Portrait shooters who have used VERY wide angle for any reason to post a few sample pics?  I'm building my gear, and currently have an EOS 40D, an old 28-80 f/2.8L that's still optically superb, and except for a battery and a 2gb flash card, that's it.

I want to look into W/A for various creative reasons, but I just learned the wedding reception I am practicing for will be held in rather a smallish room (old stone-walled pub, pretty dark).  My 28MM may not be able to catch group shots in this little space, and I'd like to see and hear how you pros have handled tight spaces with your lenses.  I'm looking at the Canon 10-22 ($$$,) or the Sigma 10-20 ($), and fear they might be juuuust a little TOO wide.

Of coure, lighting becomes an issue as well - I'm looking at grabbing the Canon kit that uses the ST-E2 remote and a pair of 580EX's, but lighting a scene that's ultra wide, even with a pair of lights...um, OK.  I'm out of my depth already.

Help me!


----------



## Big Mike (Mar 4, 2008)

http://www.thephotoforum.com/forum/showthread.php?t=95620


----------



## Big Mike (Mar 4, 2008)

Have you tried a lens in the 17-55 'ish' range?  That is what would be considered 'normal' for this camera. (28-80mm is normal on a film camera).

The best lens in this range is the Canon 17-55 F2.8 IS.  It's expensive but for weddings, it's the best tool for the job.
Some alternatives would be the Tamron 17-50mm F2.8 or the Sigma 18-50mm F2.8.  They are both good, but not as good as the Canon...and of course, they lack IS.  (I have the Tamron)

I also have the 10-22mm.  I don't have any portraits handy to show...but it is a very fun lens to shoot with.

It is great for environmental shots, where you want to show the people and the space...but I wouldn't recommend using it for more formal type shots where a longer focal length would be better.

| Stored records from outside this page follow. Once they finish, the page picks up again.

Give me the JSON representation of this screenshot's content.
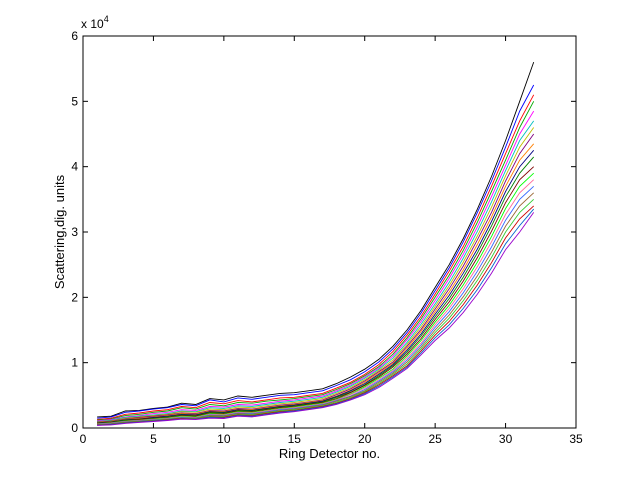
{
  "chart_data": {
    "type": "line",
    "xlabel": "Ring Detector no.",
    "ylabel": "Scattering,dig. units",
    "xlim": [
      0,
      35
    ],
    "ylim": [
      0,
      60000
    ],
    "x_ticks": [
      0,
      5,
      10,
      15,
      20,
      25,
      30,
      35
    ],
    "y_ticks": [
      0,
      1,
      2,
      3,
      4,
      5,
      6
    ],
    "y_tick_labels": [
      "0",
      "1",
      "2",
      "3",
      "4",
      "5",
      "6"
    ],
    "y_multiplier_label": "x 10",
    "y_multiplier_exponent": "4",
    "grid": false,
    "legend": "none",
    "x": [
      1,
      2,
      3,
      4,
      5,
      6,
      7,
      8,
      9,
      10,
      11,
      12,
      13,
      14,
      15,
      16,
      17,
      18,
      19,
      20,
      21,
      22,
      23,
      24,
      25,
      26,
      27,
      28,
      29,
      30,
      31,
      32
    ],
    "series": [
      {
        "values": [
          1700,
          1800,
          2600,
          2700,
          3000,
          3200,
          3800,
          3600,
          4500,
          4300,
          4900,
          4700,
          5000,
          5300,
          5400,
          5700,
          6000,
          6800,
          7800,
          9000,
          10500,
          12500,
          15000,
          18000,
          21500,
          25000,
          29000,
          33500,
          38500,
          44000,
          50000,
          56000
        ],
        "color": "#000000"
      },
      {
        "values": [
          1500,
          1700,
          2400,
          2600,
          2900,
          3100,
          3600,
          3400,
          4300,
          4000,
          4600,
          4400,
          4700,
          5000,
          5100,
          5400,
          5700,
          6500,
          7400,
          8600,
          10100,
          12100,
          14600,
          17600,
          21000,
          24500,
          28500,
          33000,
          37800,
          43000,
          48500,
          52500
        ],
        "color": "#0000ff"
      },
      {
        "values": [
          1300,
          1500,
          2100,
          2300,
          2600,
          2800,
          3300,
          3100,
          3900,
          3700,
          4200,
          4000,
          4300,
          4600,
          4700,
          5000,
          5300,
          6100,
          7000,
          8200,
          9700,
          11700,
          14200,
          17100,
          20500,
          24000,
          27800,
          32200,
          37000,
          42000,
          47000,
          51000
        ],
        "color": "#ff0000"
      },
      {
        "values": [
          1200,
          1400,
          1900,
          2100,
          2400,
          2600,
          3100,
          2900,
          3600,
          3400,
          3900,
          3800,
          4100,
          4300,
          4500,
          4800,
          5100,
          5900,
          6800,
          8000,
          9400,
          11300,
          13800,
          16700,
          20000,
          23400,
          27200,
          31500,
          36200,
          41000,
          46000,
          50000
        ],
        "color": "#00aa00"
      },
      {
        "values": [
          1100,
          1300,
          1700,
          1900,
          2200,
          2400,
          2800,
          2700,
          3300,
          3200,
          3600,
          3500,
          3800,
          4100,
          4300,
          4600,
          4900,
          5700,
          6600,
          7800,
          9200,
          11000,
          13500,
          16300,
          19500,
          22900,
          26600,
          30800,
          35400,
          40200,
          45000,
          48500
        ],
        "color": "#ff00ff"
      },
      {
        "values": [
          1000,
          1200,
          1600,
          1800,
          2000,
          2200,
          2600,
          2500,
          3100,
          3000,
          3400,
          3300,
          3600,
          3900,
          4100,
          4400,
          4700,
          5500,
          6400,
          7600,
          9000,
          10700,
          13100,
          15900,
          19000,
          22300,
          26000,
          30100,
          34600,
          39400,
          44000,
          47000
        ],
        "color": "#00bfbf"
      },
      {
        "values": [
          950,
          1100,
          1500,
          1700,
          1900,
          2100,
          2500,
          2400,
          2900,
          2800,
          3200,
          3100,
          3400,
          3700,
          3900,
          4200,
          4500,
          5300,
          6200,
          7400,
          8800,
          10400,
          12800,
          15500,
          18600,
          21800,
          25400,
          29400,
          33800,
          38600,
          43000,
          46000
        ],
        "color": "#bfbf00"
      },
      {
        "values": [
          900,
          1050,
          1400,
          1600,
          1800,
          2000,
          2300,
          2200,
          2700,
          2600,
          3000,
          2900,
          3200,
          3500,
          3700,
          4000,
          4300,
          5100,
          6000,
          7200,
          8600,
          10100,
          12500,
          15100,
          18200,
          21300,
          24800,
          28800,
          33000,
          37800,
          42000,
          45000
        ],
        "color": "#7f007f"
      },
      {
        "values": [
          850,
          1000,
          1300,
          1500,
          1700,
          1900,
          2200,
          2100,
          2600,
          2500,
          2900,
          2800,
          3100,
          3400,
          3600,
          3900,
          4200,
          4900,
          5800,
          7000,
          8400,
          9900,
          12200,
          14800,
          17800,
          20800,
          24200,
          28100,
          32300,
          37000,
          41000,
          43500
        ],
        "color": "#ff7f00"
      },
      {
        "values": [
          800,
          950,
          1250,
          1400,
          1600,
          1800,
          2100,
          2000,
          2500,
          2400,
          2800,
          2700,
          3000,
          3300,
          3500,
          3800,
          4100,
          4800,
          5700,
          6800,
          8200,
          9700,
          11900,
          14400,
          17400,
          20300,
          23700,
          27400,
          31600,
          36200,
          40000,
          42500
        ],
        "color": "#000080"
      },
      {
        "values": [
          750,
          900,
          1200,
          1350,
          1500,
          1700,
          2000,
          1900,
          2400,
          2300,
          2700,
          2600,
          2900,
          3200,
          3400,
          3700,
          4000,
          4700,
          5500,
          6600,
          8000,
          9500,
          11600,
          14100,
          17000,
          19800,
          23100,
          26800,
          30900,
          35400,
          39000,
          41500
        ],
        "color": "#008000"
      },
      {
        "values": [
          700,
          850,
          1100,
          1300,
          1450,
          1600,
          1900,
          1800,
          2300,
          2200,
          2600,
          2500,
          2800,
          3100,
          3300,
          3600,
          3900,
          4500,
          5400,
          6500,
          7800,
          9300,
          11300,
          13700,
          16600,
          19300,
          22500,
          26100,
          30100,
          34500,
          38000,
          40000
        ],
        "color": "#800000"
      },
      {
        "values": [
          650,
          800,
          1050,
          1200,
          1400,
          1550,
          1800,
          1700,
          2200,
          2100,
          2500,
          2400,
          2700,
          3000,
          3200,
          3500,
          3800,
          4400,
          5200,
          6300,
          7600,
          9000,
          11000,
          13400,
          16200,
          18800,
          21900,
          25400,
          29300,
          33600,
          37000,
          39000
        ],
        "color": "#00ff00"
      },
      {
        "values": [
          600,
          750,
          1000,
          1150,
          1300,
          1450,
          1700,
          1600,
          2100,
          2000,
          2400,
          2300,
          2600,
          2900,
          3100,
          3400,
          3700,
          4300,
          5100,
          6100,
          7400,
          8800,
          10700,
          13000,
          15800,
          18300,
          21300,
          24700,
          28500,
          32700,
          36000,
          38000
        ],
        "color": "#ff6699"
      },
      {
        "values": [
          550,
          700,
          950,
          1100,
          1250,
          1400,
          1600,
          1550,
          2000,
          1900,
          2300,
          2200,
          2500,
          2800,
          3000,
          3300,
          3600,
          4200,
          4900,
          5900,
          7200,
          8600,
          10400,
          12700,
          15400,
          17800,
          20700,
          24000,
          27700,
          31800,
          35000,
          37000
        ],
        "color": "#3366ff"
      },
      {
        "values": [
          500,
          650,
          900,
          1050,
          1200,
          1350,
          1550,
          1500,
          1900,
          1850,
          2200,
          2100,
          2400,
          2700,
          2900,
          3200,
          3500,
          4100,
          4800,
          5700,
          7000,
          8400,
          10100,
          12400,
          15000,
          17300,
          20100,
          23300,
          26900,
          30900,
          34000,
          36000
        ],
        "color": "#996633"
      },
      {
        "values": [
          480,
          600,
          850,
          1000,
          1150,
          1300,
          1500,
          1450,
          1800,
          1750,
          2100,
          2000,
          2300,
          2600,
          2800,
          3100,
          3400,
          3950,
          4650,
          5550,
          6800,
          8200,
          9800,
          12100,
          14600,
          16800,
          19500,
          22600,
          26100,
          30000,
          33000,
          35000
        ],
        "color": "#33cc33"
      },
      {
        "values": [
          450,
          560,
          800,
          950,
          1100,
          1250,
          1450,
          1400,
          1700,
          1650,
          2000,
          1900,
          2200,
          2500,
          2700,
          3000,
          3300,
          3800,
          4500,
          5400,
          6600,
          8000,
          9500,
          11800,
          14200,
          16300,
          18900,
          21900,
          25300,
          29100,
          32000,
          34000
        ],
        "color": "#cc0000"
      },
      {
        "values": [
          420,
          520,
          750,
          900,
          1050,
          1200,
          1400,
          1350,
          1600,
          1550,
          1900,
          1800,
          2100,
          2400,
          2600,
          2900,
          3200,
          3700,
          4400,
          5250,
          6400,
          7800,
          9300,
          11500,
          13800,
          15800,
          18300,
          21200,
          24500,
          28200,
          31000,
          33500
        ],
        "color": "#0066cc"
      },
      {
        "values": [
          400,
          480,
          700,
          850,
          1000,
          1150,
          1350,
          1300,
          1500,
          1450,
          1800,
          1700,
          2000,
          2300,
          2500,
          2800,
          3100,
          3600,
          4300,
          5100,
          6200,
          7600,
          9100,
          11200,
          13400,
          15300,
          17700,
          20500,
          23700,
          27300,
          30000,
          33000
        ],
        "color": "#9900cc"
      }
    ]
  }
}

If you can, maybe go into a camera store and try out the different lenses...or at least something around 17mm.  That way you can try to judge if that will be wide enough for you.


----------



## JIP (Mar 4, 2008)

I agree with Mike, a 17-55 might be a more appropiate lens for your needs.  a 10-20 lens has a place at a wedding but a very limited one for taking some, for lack of a better term, novelty type images but in my opinion it is not a great general-purpose lens.  But this all goes out the window because everything depends on your own personal style.


----------



## schuylercat (Mar 5, 2008)

Hi guys

Thanks for the feedback.  I have had a lot of similar feedback from elsewhere - lots of people said "what, you got mental problems?  Go to Ritz, try a 10-20, and see what you think."

And so...off I go!

Cheers


----------



## EOS_JD (Mar 5, 2008)

10-22 is not for "normal" portraits. It's great for a different perspective but UWA lenses accenuate parts of the body that you may not want to show..... 

17-55 should be wide enough even in smallish rooms.

10-22 is great for large groups and different perspective shots.


----------